A ban on fishing sandeels in the North Sea is welcome but comes too late for this year's seabirds, says the Royal Society for the Protection of Birds.
Seabirds such as puffins feed on sandeels (Image: George McCarthy/rspb-images.com)
Brussels is expected to close the sandeel fishery this month to allow stocks of the small fish to recover.
Many seabirds feed on the sandeel and its decline was blamed for the worst breeding season on record in 2004.
But the RSPB says seabirds are breeding late again this year, and some are not even bothering to nest at all.
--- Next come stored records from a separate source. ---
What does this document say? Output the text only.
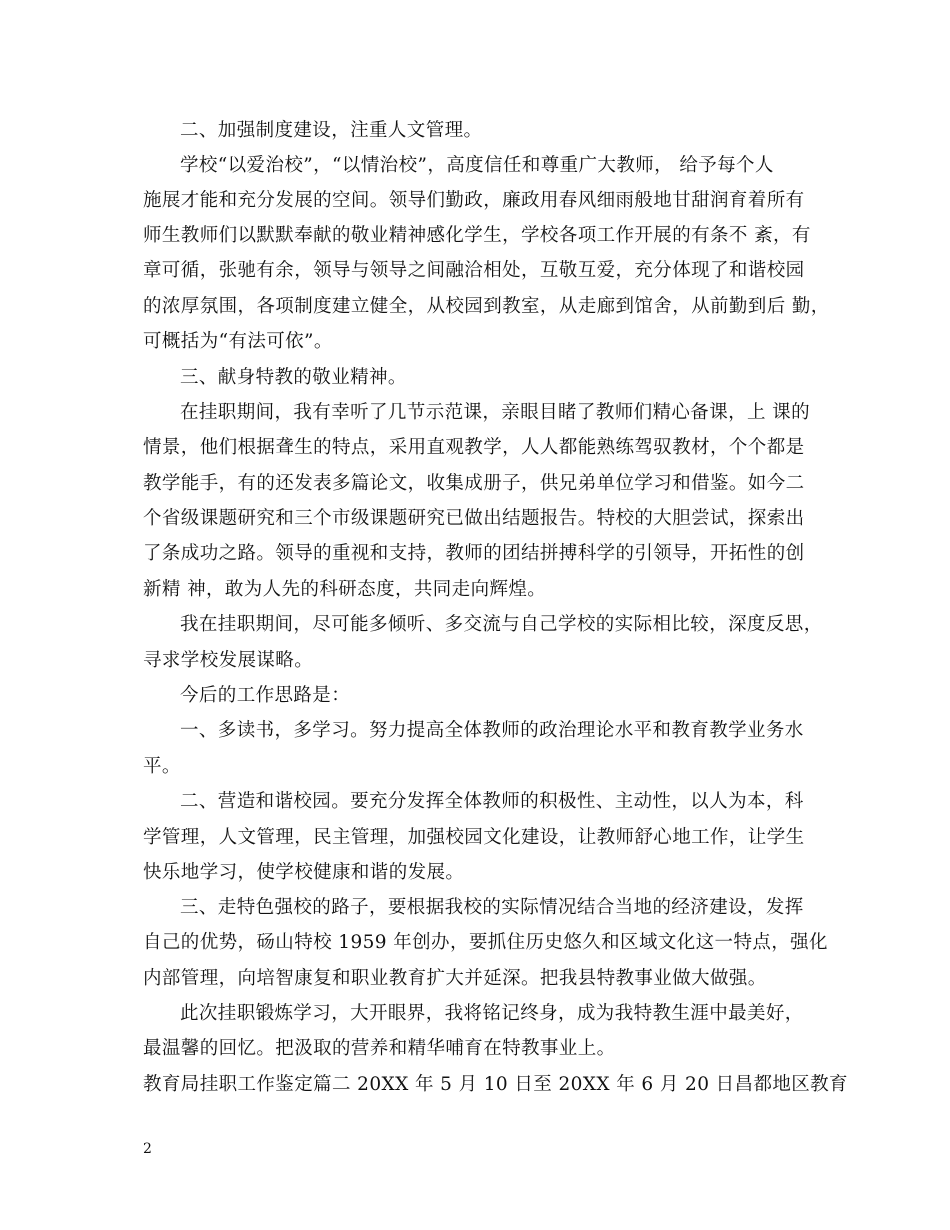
二、加强制度建设，注重人文管理。
学校“以爱治校”，“以情治校”，高度信任和尊重广大教师， 给予每个人
施展才能和充分发展的空间。领导们勤政，廉政用春风细雨般地甘甜润育着所有
师生教师们以默默奉献的敬业精神感化学生，学校各项工作开展的有条不 紊，有
章可循，张驰有余，领导与领导之间融洽相处，互敬互爱，充分体现了和谐校园
的浓厚氛围，各项制度建立健全，从校园到教室，从走廊到馆舍，从前勤到后 勤，
可概括为“有法可依”。
三、献身特教的敬业精神。
在挂职期间，我有幸听了几节示范课，亲眼目睹了教师们精心备课，上 课的
情景，他们根据聋生的特点，采用直观教学，人人都能熟练驾驭教材，个个都是
教学能手，有的还发表多篇论文，收集成册子，供兄弟单位学习和借鉴。如今二
个省级课题研究和三个市级课题研究已做出结题报告。特校的大胆尝试，探索出
了条成功之路。领导的重视和支持，教师的团结拼搏科学的引领导，开拓性的创
新精 神，敢为人先的科研态度，共同走向辉煌。
我在挂职期间，尽可能多倾听、多交流与自己学校的实际相比较，深度反思，
寻求学校发展谋略。
今后的工作思路是：
一、多读书，多学习。努力提高全体教师的政治理论水平和教育教学业务水
平。
二、营造和谐校园。要充分发挥全体教师的积极性、主动性，以人为本，科
学管理，人文管理，民主管理，加强校园文化建设，让教师舒心地工作，让学生
快乐地学习，使学校健康和谐的发展。
三、走特色强校的路子，要根据我校的实际情况结合当地的经济建设，发挥
自己的优势，砀山特校 1959 年创办，要抓住历史悠久和区域文化这一特点，强化
内部管理，向培智康复和职业教育扩大并延深。把我县特教事业做大做强。
此次挂职锻炼学习，大开眼界，我将铭记终身，成为我特教生涯中最美好，
最温馨的回忆。把汲取的营养和精华哺育在特教事业上。
教育局挂职工作鉴定篇二 20XX 年 5 月 10 日至 20XX 年 6 月 20 日昌都地区教育
2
"Seabirds have delayed their breeding this year, so what sandeel peak there is this summer will have passed when many seabirds and their chicks most need the food," said Dr Euan Dunn, head of marine policy at the RSPB.
"Climate change and the rise in North Sea temperatures may well be the major cause of the sandeel decline and, if so, will take years to reverse.
"Because of that we need to make sure that other human action, notably fishing, doesn't make things worse for sandeels and seabirds in the short term."
Industrial fishing catches millions of tonnes of small fish - species like sandeels, sprats and anchovies - to turn into meal and oil, much of it to feed farmed fish.
This reduces the catch for seabirds such as kittiwakes, arctic terns, guillemots, and puffins, which rely on the fish during the breeding season as a source of nutrition and to feed their young.
If they cannot find enough to eat, the birds either stop breeding that year or nest too late.
Surveys in April and early May revealed that sandeel numbers in the North Sea were just half of the 300,000 million fish required to permit fishing to continue.
Scientists have advised that the fishery be closed and the European Commission is to accept the recommendation this month.
But the RSPB says kittiwakes on Orkney and Shetland are building nests exceptionally late and few breeding Arctic terns or Arctic skuas have been found.
"The indications are at the moment that late breeding birds will be in real breeding trouble," Dr Dunn told the BBC News website. "And those that breed early will still be struggling to find sandeel food."